Cardiac remodeling occurs chronologically in all the common comorbid contributors to CHF. In many of these cases cardiac fibrosis and hypertrophy can be identified early and accurately with echo and CMR. These tools are however not used frequently enough for this indication. There are still research translational gaps in the more novel non-invasive tools. However their promise for a ‘one stop shop’ from screening and risk stratification, to diagnosis, to monitoring and planning long term cardiovascular care will more than likely advance. It is important that knowledge of these techniques be disseminated to general practitioners, and specialists such that the experience can be built within health clusters. On the research front there are important gaps that need to be addressed. Feasibility of use particularly of acquisition times and offline processing in busy clinical units are areas manufactures need to factor. Clinician scientists need to generate data for normal values that can be standardized for clinical use for each modality and across modalities and factor these into guidelines. Cardiologists should increasingly factor these advancements for their patients.

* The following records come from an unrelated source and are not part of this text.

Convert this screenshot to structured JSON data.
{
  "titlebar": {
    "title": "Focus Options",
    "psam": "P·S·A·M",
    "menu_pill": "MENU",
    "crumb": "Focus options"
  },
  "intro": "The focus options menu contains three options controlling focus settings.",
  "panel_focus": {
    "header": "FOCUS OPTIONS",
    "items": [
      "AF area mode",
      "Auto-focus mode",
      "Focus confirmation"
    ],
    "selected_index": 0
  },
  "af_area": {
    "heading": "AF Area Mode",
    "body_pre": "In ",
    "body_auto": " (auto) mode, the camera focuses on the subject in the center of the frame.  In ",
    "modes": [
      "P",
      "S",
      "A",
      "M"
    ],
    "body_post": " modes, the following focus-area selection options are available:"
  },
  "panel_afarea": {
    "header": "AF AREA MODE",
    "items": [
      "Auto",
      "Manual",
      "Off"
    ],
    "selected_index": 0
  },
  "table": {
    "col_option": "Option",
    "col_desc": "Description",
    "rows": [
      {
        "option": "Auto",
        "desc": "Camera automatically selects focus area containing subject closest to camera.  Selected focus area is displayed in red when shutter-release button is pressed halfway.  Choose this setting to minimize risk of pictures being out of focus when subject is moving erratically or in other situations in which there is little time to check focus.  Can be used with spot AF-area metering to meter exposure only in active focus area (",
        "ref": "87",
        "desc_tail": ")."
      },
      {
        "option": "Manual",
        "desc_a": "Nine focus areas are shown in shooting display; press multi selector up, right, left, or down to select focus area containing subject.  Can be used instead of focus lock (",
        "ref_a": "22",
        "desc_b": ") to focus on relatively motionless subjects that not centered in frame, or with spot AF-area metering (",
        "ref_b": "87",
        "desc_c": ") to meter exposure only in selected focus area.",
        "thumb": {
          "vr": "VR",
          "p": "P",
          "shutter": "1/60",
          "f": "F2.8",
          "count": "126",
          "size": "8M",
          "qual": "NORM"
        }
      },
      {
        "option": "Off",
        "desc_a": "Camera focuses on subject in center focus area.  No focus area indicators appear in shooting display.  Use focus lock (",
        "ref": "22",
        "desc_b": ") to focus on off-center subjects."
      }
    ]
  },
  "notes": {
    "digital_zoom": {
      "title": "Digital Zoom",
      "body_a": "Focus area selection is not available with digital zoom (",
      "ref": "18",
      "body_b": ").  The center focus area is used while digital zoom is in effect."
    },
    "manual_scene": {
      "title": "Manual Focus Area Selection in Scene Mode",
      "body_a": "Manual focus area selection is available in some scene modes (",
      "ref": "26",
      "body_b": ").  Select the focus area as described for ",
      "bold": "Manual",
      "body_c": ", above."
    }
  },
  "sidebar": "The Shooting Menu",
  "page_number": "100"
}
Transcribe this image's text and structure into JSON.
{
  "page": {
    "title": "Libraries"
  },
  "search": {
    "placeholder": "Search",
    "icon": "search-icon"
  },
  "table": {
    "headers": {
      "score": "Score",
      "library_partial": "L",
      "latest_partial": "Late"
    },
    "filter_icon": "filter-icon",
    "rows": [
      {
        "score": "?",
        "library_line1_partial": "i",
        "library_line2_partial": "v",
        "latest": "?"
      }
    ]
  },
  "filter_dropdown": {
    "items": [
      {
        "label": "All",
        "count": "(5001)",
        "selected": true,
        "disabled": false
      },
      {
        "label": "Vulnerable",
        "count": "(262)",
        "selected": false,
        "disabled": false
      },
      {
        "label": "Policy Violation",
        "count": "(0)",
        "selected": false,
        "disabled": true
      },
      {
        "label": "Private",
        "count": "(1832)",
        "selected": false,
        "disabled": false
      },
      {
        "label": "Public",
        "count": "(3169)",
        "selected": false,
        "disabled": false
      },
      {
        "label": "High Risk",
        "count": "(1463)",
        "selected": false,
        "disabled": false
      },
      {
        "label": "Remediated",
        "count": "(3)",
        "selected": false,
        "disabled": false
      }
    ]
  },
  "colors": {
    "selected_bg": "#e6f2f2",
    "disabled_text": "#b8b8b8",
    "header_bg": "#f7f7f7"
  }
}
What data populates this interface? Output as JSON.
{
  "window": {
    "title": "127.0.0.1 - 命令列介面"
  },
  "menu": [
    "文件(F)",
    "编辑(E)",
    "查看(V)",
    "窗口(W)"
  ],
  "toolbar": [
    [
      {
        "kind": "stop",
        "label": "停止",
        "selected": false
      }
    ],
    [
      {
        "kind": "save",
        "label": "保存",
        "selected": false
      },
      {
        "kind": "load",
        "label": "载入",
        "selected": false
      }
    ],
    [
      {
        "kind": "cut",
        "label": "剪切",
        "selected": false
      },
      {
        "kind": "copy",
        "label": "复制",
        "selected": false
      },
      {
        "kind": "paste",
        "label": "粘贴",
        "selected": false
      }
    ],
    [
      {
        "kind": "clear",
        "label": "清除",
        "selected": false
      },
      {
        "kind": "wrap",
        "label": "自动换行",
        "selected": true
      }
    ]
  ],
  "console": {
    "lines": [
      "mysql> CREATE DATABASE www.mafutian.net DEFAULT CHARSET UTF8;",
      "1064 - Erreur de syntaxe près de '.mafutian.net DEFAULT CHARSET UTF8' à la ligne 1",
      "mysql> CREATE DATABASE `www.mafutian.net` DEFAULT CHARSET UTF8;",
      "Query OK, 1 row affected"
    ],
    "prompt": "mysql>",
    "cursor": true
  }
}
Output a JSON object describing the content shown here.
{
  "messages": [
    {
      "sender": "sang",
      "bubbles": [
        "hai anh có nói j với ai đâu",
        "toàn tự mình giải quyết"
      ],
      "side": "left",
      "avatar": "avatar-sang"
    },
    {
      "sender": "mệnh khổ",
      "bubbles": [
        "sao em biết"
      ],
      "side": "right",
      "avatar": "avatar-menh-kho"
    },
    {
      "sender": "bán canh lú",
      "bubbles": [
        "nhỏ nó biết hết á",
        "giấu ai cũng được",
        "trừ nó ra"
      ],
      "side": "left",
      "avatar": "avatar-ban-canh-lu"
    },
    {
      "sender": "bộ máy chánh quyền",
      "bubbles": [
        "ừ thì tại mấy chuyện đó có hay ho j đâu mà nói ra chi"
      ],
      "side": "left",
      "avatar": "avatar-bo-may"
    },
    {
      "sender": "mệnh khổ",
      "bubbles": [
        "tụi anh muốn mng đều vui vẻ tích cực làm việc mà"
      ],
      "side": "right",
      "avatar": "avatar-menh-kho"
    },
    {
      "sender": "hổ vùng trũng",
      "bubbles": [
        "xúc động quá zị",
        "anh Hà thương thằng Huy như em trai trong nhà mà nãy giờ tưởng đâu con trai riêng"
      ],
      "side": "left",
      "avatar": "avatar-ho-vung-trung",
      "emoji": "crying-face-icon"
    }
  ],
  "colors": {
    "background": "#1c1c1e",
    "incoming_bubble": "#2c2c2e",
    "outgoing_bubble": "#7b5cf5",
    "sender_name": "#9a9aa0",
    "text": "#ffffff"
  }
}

ABBREVIATIONS and SYNONYMS

2DE

two dimensional echocardiography

ACH

All Cause Hospitalization

ACM

All Cause Mortality

AHF

Acute Heart Failure

CDMP

Chronic Disease Management Programs

CHF

Congestive Heart Failure

CM

cardiomyopathy

CMR

cardiac magnetic resonance

CRI

chronic renal insufficiency

CRT

cardiac resynchronization therapy

CT

connective tissues

DENSE

displacement encoding with simulated echoes

DM

diabetes mellitus

ECG

electrocardiography

ECHO

echocardiography

EF

ejection fraction

FSE

fast spin echo

GE

gradient echo

HDD

hypertensive heart disease

HFDMP

Heart Failure Disease Management Programs

HFH

Heart Failure Hospitalization

HT

hypertension

LAP

left atrial pressure

LGE

late gadolinium enhancement

LVEDD

left ventricular end diastolic diameter

LVM

left ventricular mass

MACE

major adverse cardiovascular event

MPR

myocardial perfusion reserve (MPR),

MRI

magnetic resonance imaging

PWT

posterior wall thickness

QOL

quality of life

RCT

randomized controlled trials

RRT

renal replacement therapies

RWM

relative wall mass

RWT

relative wall thickness = (2x PWT/LVEDD)

RF

radio frequency

SE

spin echo

STE

speckle tracking echocardiography

SSFP

steady state free precession

TDI

tissue Doppler imaging

TSE

turbo spin echo

DISCLOSURES

All co-authors have won independent and governmental research funding. None pose a conflict of interest for this review.

CONFLICT OF INTEREST

The authors confirm that this article content has no conflict of interest.